Hence my new association: "Debian" is to "Mint" as "Arch" is to "Manjaro".

I was already well aware of Arch, but had been a bit put off by what was widely regarded as its "geeks only" heritage. Even despite the often excellent documentation to be found on its Wiki. (To register a new Wiki account with them you first have to submit to their "captcha" test from an up-to-date Arch system, for example!) Now, after reading a dozen reviews (courtesy of Distrowatch) I've downloaded the current ISO of the Xfce variant of Manjaro. But I will refrain from any experiments until I've first bedded the more familiar Mint down on the NUC.

I blame...

... last Saturday's "Record review" for my current background listening:

Solage and Machaut CD

As for the "drama" I caught after all the "drama" on Woman's Hour while I was slicing and dicing my next set of root veg for my crockpot... I need another cuppa. I've led such a quiet life, it seems.

Today's helpful suggestion: take Manjaro out for a spin in a VirtualBox first. Now why didn't I think of that? Idiot! Much more fun than clearing physical space in the living room, too.

Sobering to realise...

... that this series finished transmission...

Ascent of Man DVDs

... just a couple of months before Christa came to the UK for her job at Royal Holloway College. The rest, as they say, is history. Speaking of which, it's already a decade since I first saw young Mr Fry's two-part exploration of his long-undiagnosed "bipolarity", so the ten-years-on follow-up is currently downloading in glorious 1280x720p as I type.
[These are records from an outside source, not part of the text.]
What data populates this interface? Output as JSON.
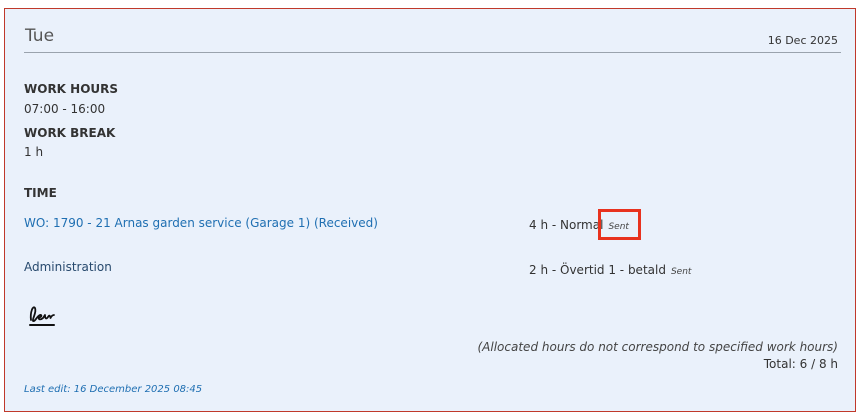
{
  "day": {
    "name": "Tue",
    "date": "16 Dec 2025"
  },
  "work_hours": {
    "label": "WORK HOURS",
    "value": "07:00 - 16:00"
  },
  "work_break": {
    "label": "WORK BREAK",
    "value": "1 h"
  },
  "time": {
    "label": "TIME",
    "entries": [
      {
        "link": "WO: 1790 - 21 Arnas garden service (Garage 1) (Received)",
        "hours": "4 h - Normal",
        "status": "Sent"
      },
      {
        "link": "Administration",
        "hours": "2 h - Övertid 1 - betald",
        "status": "Sent"
      }
    ]
  },
  "signature_icon": "signature-icon",
  "summary": {
    "note": "(Allocated hours do not correspond to specified work hours)",
    "total": "Total: 6 / 8 h"
  },
  "last_edit": "Last edit: 16 December 2025 08:45",
  "colors": {
    "card_background": "#eaf1fb",
    "card_border": "#c0392b",
    "link": "#1f6fb2",
    "highlight": "#e8321e"
  }
}
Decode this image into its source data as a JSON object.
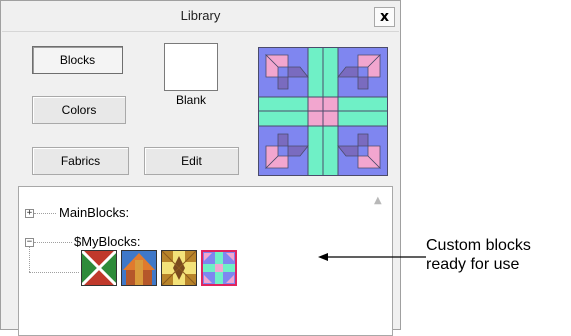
{
  "window": {
    "title": "Library",
    "close_label": "x"
  },
  "buttons": {
    "blocks": "Blocks",
    "colors": "Colors",
    "fabrics": "Fabrics",
    "edit": "Edit"
  },
  "blank": {
    "label": "Blank"
  },
  "tree": {
    "nodes": [
      {
        "label": "MainBlocks:",
        "expander": "+"
      },
      {
        "label": "$MyBlocks:",
        "expander": "−"
      }
    ],
    "thumbnails": [
      "quilt-block-1",
      "quilt-block-2",
      "quilt-block-3",
      "quilt-block-4"
    ]
  },
  "annotation": {
    "line1": "Custom blocks",
    "line2": "ready for use"
  },
  "colors": {
    "preview_blue": "#7f86f0",
    "preview_pink": "#f2a6cf",
    "preview_mint": "#6ff0c6",
    "preview_purple": "#7a6bbf"
  }
}
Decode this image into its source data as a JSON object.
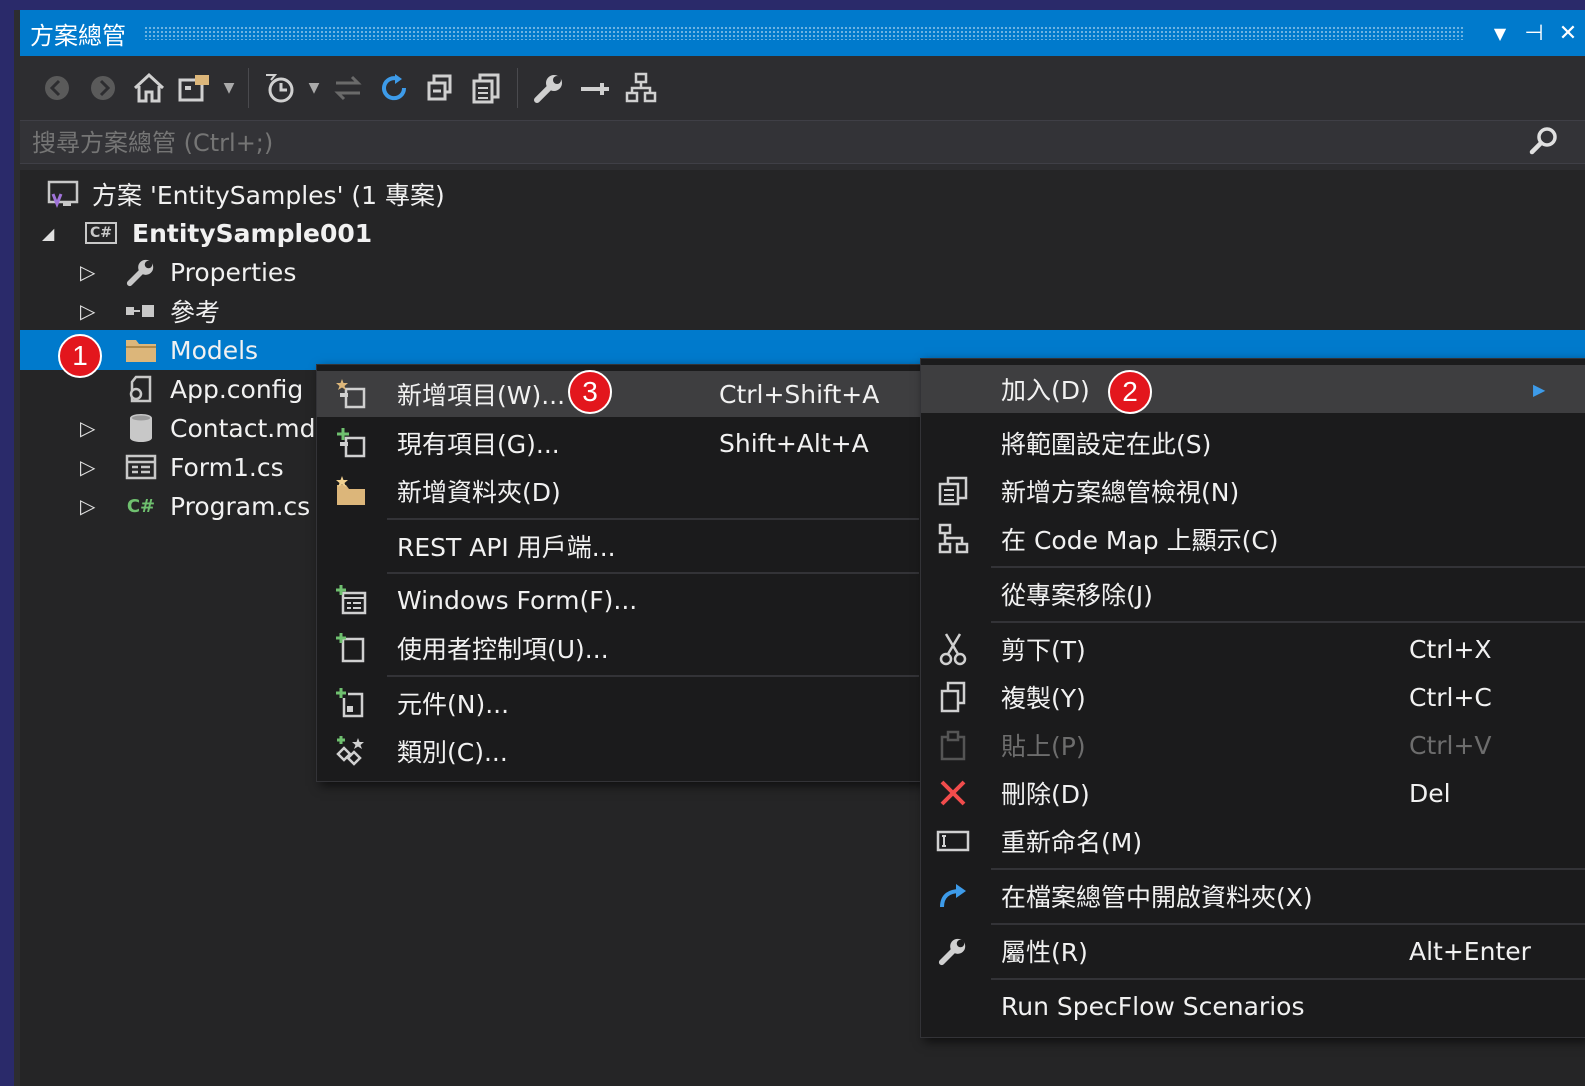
{
  "window": {
    "title": "方案總管",
    "dropdown_glyph": "▼",
    "pin_glyph": "⊣",
    "close_glyph": "✕"
  },
  "toolbar": {
    "icons": [
      "back-icon",
      "forward-icon",
      "home-icon",
      "switch-views-icon",
      "pending-changes-filter-icon",
      "sync-icon",
      "refresh-icon",
      "collapse-all-icon",
      "show-all-files-icon",
      "properties-icon",
      "preview-icon",
      "code-map-icon"
    ]
  },
  "search": {
    "placeholder": "搜尋方案總管 (Ctrl+;)"
  },
  "tree": {
    "solution": "方案 'EntitySamples' (1 專案)",
    "project": "EntitySample001",
    "project_badge": "C#",
    "items": [
      {
        "label": "Properties"
      },
      {
        "label": "參考"
      },
      {
        "label": "Models"
      },
      {
        "label": "App.config"
      },
      {
        "label": "Contact.md"
      },
      {
        "label": "Form1.cs"
      },
      {
        "label": "Program.cs"
      }
    ],
    "program_badge": "C#"
  },
  "badges": {
    "one": "1",
    "two": "2",
    "three": "3"
  },
  "context_menu": {
    "items": [
      {
        "label": "加入(D)",
        "shortcut": "",
        "submenu_arrow": "▶"
      },
      {
        "label": "將範圍設定在此(S)",
        "shortcut": ""
      },
      {
        "label": "新增方案總管檢視(N)",
        "shortcut": ""
      },
      {
        "label": "在 Code Map 上顯示(C)",
        "shortcut": ""
      },
      {
        "label": "從專案移除(J)",
        "shortcut": ""
      },
      {
        "label": "剪下(T)",
        "shortcut": "Ctrl+X"
      },
      {
        "label": "複製(Y)",
        "shortcut": "Ctrl+C"
      },
      {
        "label": "貼上(P)",
        "shortcut": "Ctrl+V"
      },
      {
        "label": "刪除(D)",
        "shortcut": "Del"
      },
      {
        "label": "重新命名(M)",
        "shortcut": ""
      },
      {
        "label": "在檔案總管中開啟資料夾(X)",
        "shortcut": ""
      },
      {
        "label": "屬性(R)",
        "shortcut": "Alt+Enter"
      },
      {
        "label": "Run SpecFlow Scenarios",
        "shortcut": ""
      }
    ]
  },
  "add_submenu": {
    "items": [
      {
        "label": "新增項目(W)...",
        "shortcut": "Ctrl+Shift+A"
      },
      {
        "label": "現有項目(G)...",
        "shortcut": "Shift+Alt+A"
      },
      {
        "label": "新增資料夾(D)",
        "shortcut": ""
      },
      {
        "label": "REST API 用戶端...",
        "shortcut": ""
      },
      {
        "label": "Windows Form(F)...",
        "shortcut": ""
      },
      {
        "label": "使用者控制項(U)...",
        "shortcut": ""
      },
      {
        "label": "元件(N)...",
        "shortcut": ""
      },
      {
        "label": "類別(C)...",
        "shortcut": ""
      }
    ]
  },
  "colors": {
    "accent": "#007acc",
    "badge_red": "#e3161d",
    "delete_red": "#f14c4c",
    "folder_yellow": "#dcb67a"
  }
}
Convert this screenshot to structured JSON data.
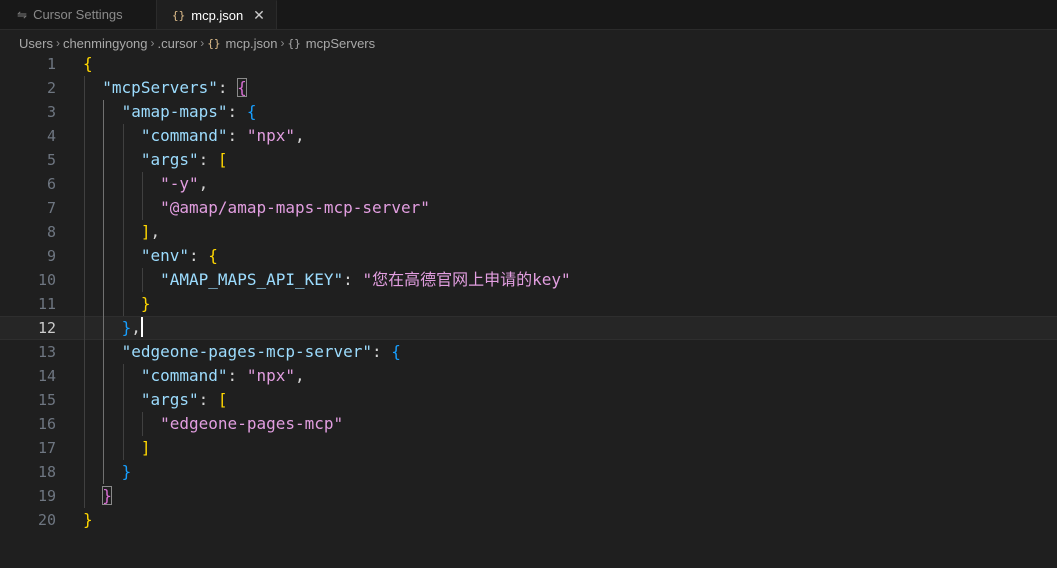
{
  "tabs": [
    {
      "label": "Cursor Settings",
      "icon": "settings-sliders-icon",
      "active": false
    },
    {
      "label": "mcp.json",
      "icon": "json-braces-icon",
      "active": true
    }
  ],
  "breadcrumb": [
    "Users",
    "chenmingyong",
    ".cursor",
    "mcp.json",
    "mcpServers"
  ],
  "editor": {
    "current_line": 12,
    "lines": [
      "{",
      "  \"mcpServers\": {",
      "    \"amap-maps\": {",
      "      \"command\": \"npx\",",
      "      \"args\": [",
      "        \"-y\",",
      "        \"@amap/amap-maps-mcp-server\"",
      "      ],",
      "      \"env\": {",
      "        \"AMAP_MAPS_API_KEY\": \"您在高德官网上申请的key\"",
      "      }",
      "    },",
      "    \"edgeone-pages-mcp-server\": {",
      "      \"command\": \"npx\",",
      "      \"args\": [",
      "        \"edgeone-pages-mcp\"",
      "      ]",
      "    }",
      "  }",
      "}"
    ]
  },
  "colors": {
    "background": "#1f1f1f",
    "key": "#9cdcfe",
    "string": "#e29ee0",
    "bracket_level1": "#ffd700",
    "bracket_level2": "#da70d6",
    "bracket_level3": "#179fff"
  }
}
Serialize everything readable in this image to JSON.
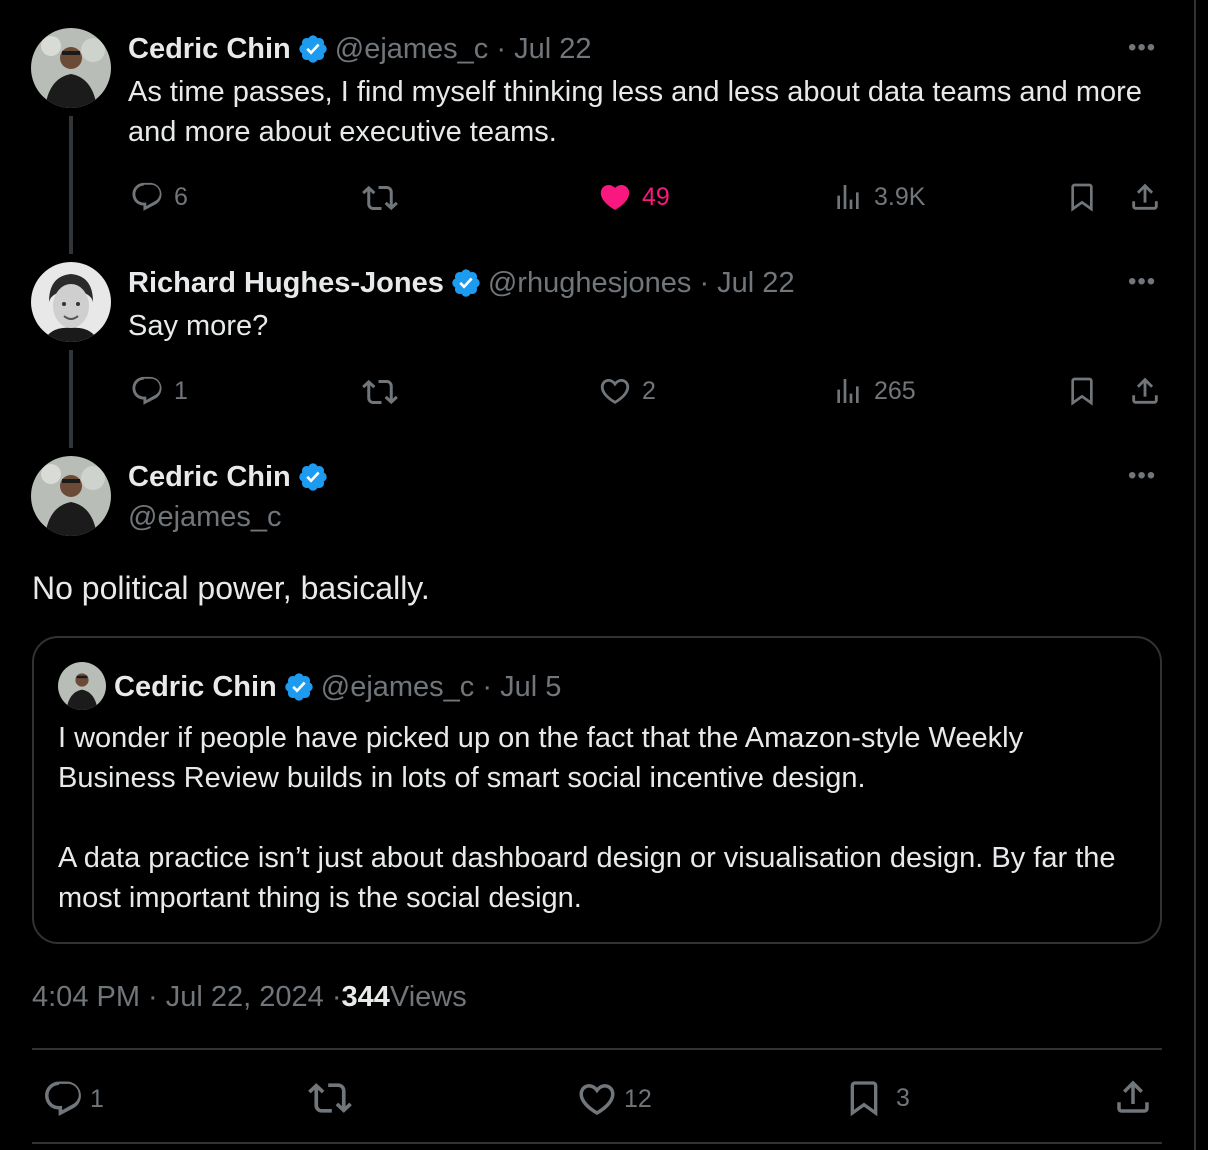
{
  "tweet1": {
    "name": "Cedric Chin",
    "handle_date": "@ejames_c · Jul 22",
    "text": "As time passes, I find myself thinking less and less about data teams and more and more about executive teams.",
    "replies": "6",
    "likes": "49",
    "views": "3.9K"
  },
  "tweet2": {
    "name": "Richard Hughes-Jones",
    "handle_date": "@rhughesjones · Jul 22",
    "text": "Say more?",
    "replies": "1",
    "likes": "2",
    "views": "265"
  },
  "main": {
    "name": "Cedric Chin",
    "handle": "@ejames_c",
    "text": "No political power, basically.",
    "quote": {
      "name": "Cedric Chin",
      "handle_date": "@ejames_c · Jul 5",
      "para1": "I wonder if people have picked up on the fact that the Amazon-style Weekly Business Review builds in lots of smart social incentive design.",
      "para2": "A data practice isn’t just about dashboard design or visualisation design. By far the most important thing is the social design."
    },
    "timestamp": "4:04 PM · Jul 22, 2024 · ",
    "views_count": "344",
    "views_label": " Views",
    "replies": "1",
    "likes": "12",
    "bookmarks": "3"
  },
  "more_label": "•••",
  "colors": {
    "like_active": "#f91880",
    "verified": "#1d9bf0",
    "muted": "#71767b"
  },
  "icons": [
    "reply-icon",
    "retweet-icon",
    "like-icon",
    "views-icon",
    "bookmark-icon",
    "share-icon",
    "verified-badge-icon",
    "more-icon"
  ]
}
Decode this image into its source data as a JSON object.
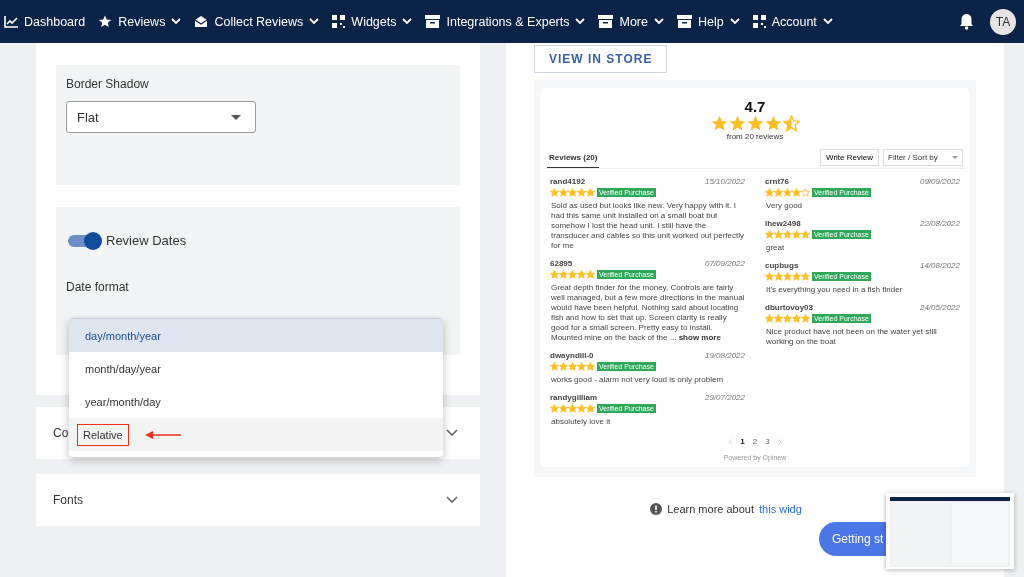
{
  "nav": {
    "items": [
      {
        "label": "Dashboard",
        "caret": false
      },
      {
        "label": "Reviews",
        "caret": true
      },
      {
        "label": "Collect Reviews",
        "caret": true
      },
      {
        "label": "Widgets",
        "caret": true
      },
      {
        "label": "Integrations & Experts",
        "caret": true
      },
      {
        "label": "More",
        "caret": true
      },
      {
        "label": "Help",
        "caret": true
      },
      {
        "label": "Account",
        "caret": true
      }
    ],
    "avatar": "TA"
  },
  "settings": {
    "border_shadow": {
      "label": "Border Shadow",
      "value": "Flat"
    },
    "review_dates": {
      "label": "Review Dates",
      "on": true
    },
    "date_format": {
      "label": "Date format",
      "options": [
        {
          "label": "day/month/year",
          "selected": true,
          "annotated": false
        },
        {
          "label": "month/day/year",
          "selected": false,
          "annotated": false
        },
        {
          "label": "year/month/day",
          "selected": false,
          "annotated": false
        },
        {
          "label": "Relative",
          "selected": false,
          "annotated": true
        }
      ]
    },
    "sections": [
      {
        "label": "Co",
        "expanded": false
      },
      {
        "label": "Fonts",
        "expanded": false
      }
    ]
  },
  "preview": {
    "view_button": "VIEW IN STORE",
    "rating": "4.7",
    "stars": 4.5,
    "count": "from 20 reviews",
    "tab": "Reviews (20)",
    "write_button": "Write Review",
    "sort": "Filter / Sort by",
    "columns": [
      [
        {
          "author": "rand4192",
          "date": "15/10/2022",
          "stars": 5,
          "badge": "Verified Purchase",
          "text": "Sold as used but looks like new. Very happy with it. I had this same unit installed on a small boat but somehow I lost the head unit. I still have the transducer and cables so this unit worked out perfectly for me"
        },
        {
          "author": "62895",
          "date": "07/09/2022",
          "stars": 5,
          "badge": "Verified Purchase",
          "text": "Great depth finder for the money.  Controls are fairly well managed, but a few more directions in the manual would have been helpful.  Nothing said about locating fish and how to set that up.  Screen clarity is really good for a small screen.  Pretty easy to install.  Mounted mine on the back of the  ...",
          "more": "show more"
        },
        {
          "author": "dwayndill-0",
          "date": "19/08/2022",
          "stars": 5,
          "badge": "Verified Purchase",
          "text": "works good -  alarm not very loud is only problem"
        },
        {
          "author": "randygilliam",
          "date": "29/07/2022",
          "stars": 5,
          "badge": "Verified Purchase",
          "text": "absolutely love it"
        }
      ],
      [
        {
          "author": "crnt76",
          "date": "09/09/2022",
          "stars": 4,
          "badge": "Verified Purchase",
          "text": "Very good"
        },
        {
          "author": "lhew2498",
          "date": "22/08/2022",
          "stars": 5,
          "badge": "Verified Purchase",
          "text": "great"
        },
        {
          "author": "cupbugs",
          "date": "14/08/2022",
          "stars": 5,
          "badge": "Verified Purchase",
          "text": "It's everything you need in a fish finder"
        },
        {
          "author": "dburtovoy03",
          "date": "24/05/2022",
          "stars": 5,
          "badge": "Verified Purchase",
          "text": "Nice product have not been on the water yet still working on the boat"
        }
      ]
    ],
    "pages": [
      {
        "label": "1",
        "selected": true
      },
      {
        "label": "2",
        "selected": false
      },
      {
        "label": "3",
        "selected": false
      }
    ],
    "powered": "Powered by Opinew"
  },
  "learn_more": {
    "text": "Learn more about",
    "link": "this widg"
  },
  "getting_started": "Getting st"
}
Those Gothic Voices (in my head?) are just winding down, too. It's a 71-minute CD. Glorious music. But not, perhaps, quite to everyone's taste.

Blimey!

That took all of two minutes or so. I installed Virtualbox, remembered I then had to type "virtualbox" in a terminal to kick it off, defined an Arch Linux system called "Manjaro", pointed VB to the Manjaro ISO I still had on my SSD, and off we went. Didn't take long — reading the ISO from SSD is much faster than from an optical drive, which is how I last ran VB quite a while ago, when first trying out a Mint system under Windows 7 in the early days of BlackBeast Mk II. Sadly, my little test drive soon convinced me that Manjaro doesn't really bring anything new to the table. It's just another Linux, after all.

Need food! Now! But the pre-requisite space clearing is done. If not dusted. Next stop: NUC.

Painless

I invited Len over to ride shotgun while watching me put Mint 17.3 on the NUC. It's now up and running, driving the 27" Asus screen perfectly at full resolution via HDMI. Its Intel Visual BIOS3 had not disabled the m2.SSD but shows no signs (so far) of recognising the local wi-fi. Perhaps I must disconnect the wired LAN first. This stupidly tiny NUC is delectably fast, essentially silent, runs cool, and burns far fewer watts than BlackBeast. There's some look'n'feel tailoring still to do, but it's nice to have a decent capacity spare PC up and running as a hot stand-by. It took less than five minutes to put Mint on, which reflects well on the incredibly fast SSD and RAM.

I fear, therefore, I shall not now be forking out three or four times as much for the Israeli PC I had half an eye on.

Spot the PC!

Tiny NUC

The Linux Kernel I loaded today (with the completely fresh installation of Mint 17.3 on the NUC) is more recent than the one that was on board when I upgraded BlackBeast Mk III from 17.2 (as I did). So now BB is actually "running behind" its tiny companion.

  

Footnotes

1  Namely, clearing enough physical space on my desk.
2  A new PC deserves a new operating system, surely?
3  A much smoother experience than the horrid BIOS on the Gigabyte motherboard in BlackBeast Mk III.